Aprovechando vacíos jurídicos y la negligencia de las autoridades distritales y nacionales, ese bello patrimonio paisajístico se ha ido perdiendo y nadie ha hecho nada para impedirlo. Hace más de dos décadas parte de esa ladera era una cantera, pero si el degradado terreno se regeneró para luego volver a ser depredado, la ciudad no ganó nada. Más bien perdió mucho para beneficio de unos pocos.
Vecinos, residentes y población flotante del sector lamentan, en sus propias palabras, lo que está ocurriendo. “No estoy de acuerdo con la forma en que esos edificios se han ido comiendo la montaña. Si fueran construcciones de gente pobre, ya les hubieran tumbado las casas, pero como ahí hay mucha plata de por medio, pueden seguir construyendo y tumbando esa loma”, afirma doña Nubia, de 50 años de edad, y vendedora en el sector desde hace catorce años.
A la falta de autoregulación de los constructores (erigiendo edificios tan arriba de la montaña contra todo sentido común), doña Nubia le encuentra su lógica. “Pues ellos están haciendo su buena plata, pero como luego se van del país, los que quedamos acá somos los que vamos a pagar las consecuencias de eso”, lamenta.
“Como todo lo que pasa en este país, el pez grande se come al pequeño, así seguirán quién sabe hasta cuándo”, añade.
De las personas entrevistadas en la zona, la gran mayoría se mostró en abierto desacuerdo, pero eso obviamente a los constructores y a las propias autoridades tampoco les ha importado.
Para la muestra, otro botón. Fernando, de 40 años, trabaja desde hace seis años en el sector, justo enfrente de Cerros de los Alpes. “No estoy de acuerdo con esos edificios, bajo ningún concepto. Están quitando la vista del paisaje y robándose la montaña, básicamente”, dice.
Tiene claro que a los desarrolladores no les preocupa lo que piense el resto de la ciudadanía en cuanto a la vista paisajística que ha ido perdiendo. “Las leyes aquí son permisivas y ellos se basan en eso para hacer esas construcciones. Lo importante para ellos son los 2.000 millones de pesos que vale un apartamento de esos, más nada”, critica.
Algo similar piensa Diana, de 33 años, y trabajadora en el sector desde hace dos. “Los desarrolladores buscan beneficiarse ellos mismos y no piensan en los demás. Están acabando con lo poquito de natural y ecológico que tenemos en Bogotá”.
Sobre los vacíos jurídicos y la negligencia de las autoridades distritales y nacionales, que raya en el tráfico de influencias, Fernando es contundente: “Eso no es negligencia, es corrupción”.
Mario, un joven de 20 años, tiene su propia explicación sobre esta negligencia de las autoridades: “Supongo que también deben vivir en esos edificios, por eso no opinan mucho”.
El joven reconoce que es apenas natural que una ciudad se expanda, pero lamenta que sea a costa de talar árboles y montaña. “Desde la ventana de mi casa prefiero ver árboles que edificios”, dice, en un juicio que parece apenas de sentido común para cualquier ciudadano sensato.
Los constructores y las autoridades olvidan que los Cerros Orientales de Bogotá son el principal patrimonio paisajístico y ambiental de la ciudad.
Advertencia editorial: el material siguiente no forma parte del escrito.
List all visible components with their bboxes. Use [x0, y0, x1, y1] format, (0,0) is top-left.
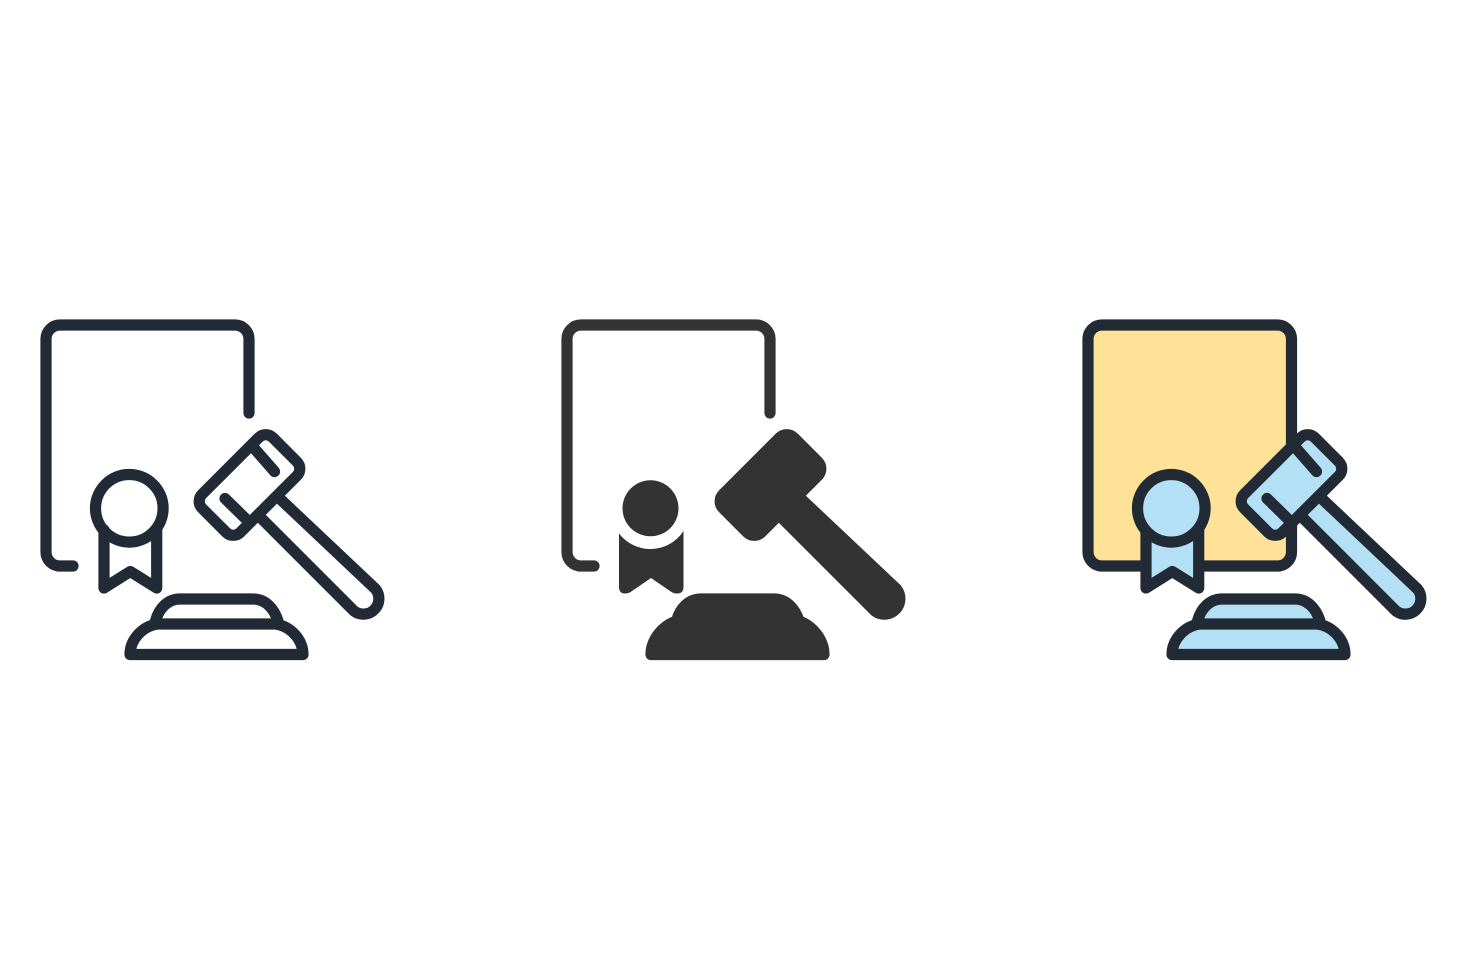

No por nada en cualquier publicidad pensada para visitantes extranjeros casi siempre aparece el Cerro de Monserrate como síntesis de esos cerros. Además, pocas ciudades en el mundo tienen un patrimonio así: guardadas las proporciones, se cuentan con los dedos de la mano ciudades como Caracas, Río de Janeiro, Ciudad del Cabo o Hong Kong.
Doña Alcira, de 45 años, lamenta no solo la depredación de la montaña en Usaquén, sino la forma en que estamos hipotecando el planeta a futuro: “La naturaleza se está acabando y asimismo estamos acabando con el planeta. Ya nuestros hijos cuando estén grandes no van a tener dónde vivir y para conseguir otro planeta igual está como muy difícil, increíble de creer”.
“Todo eso es plata y donde hay plata todo mundo se salta las normas. A ellos no les importa talar toda esa montaña si tienen el bolsillo lleno. Ese es el problema. Piensan en ellos y los demás no les importan”, añade.
Con las autoridades, doña Alcira también se siente muy decepcionada. “Ellos no miran el bien común y nada de eso. La ley como siempre es nomás para los de ruana”.
El artículo 58 de la Constitución colombiana subraya que la propiedad es una función social a la que le es inherente la función ecológica, pero en un laberinto de acciones jurídicas, matrículas inmobiliarias, licencias de construcción y resoluciones administrativas tanto constructores como curadores y autoridades han perdido de vista lo que la Constitución y el más básico sentido común dictan: la importancia de cuidar y preservar la naturaleza.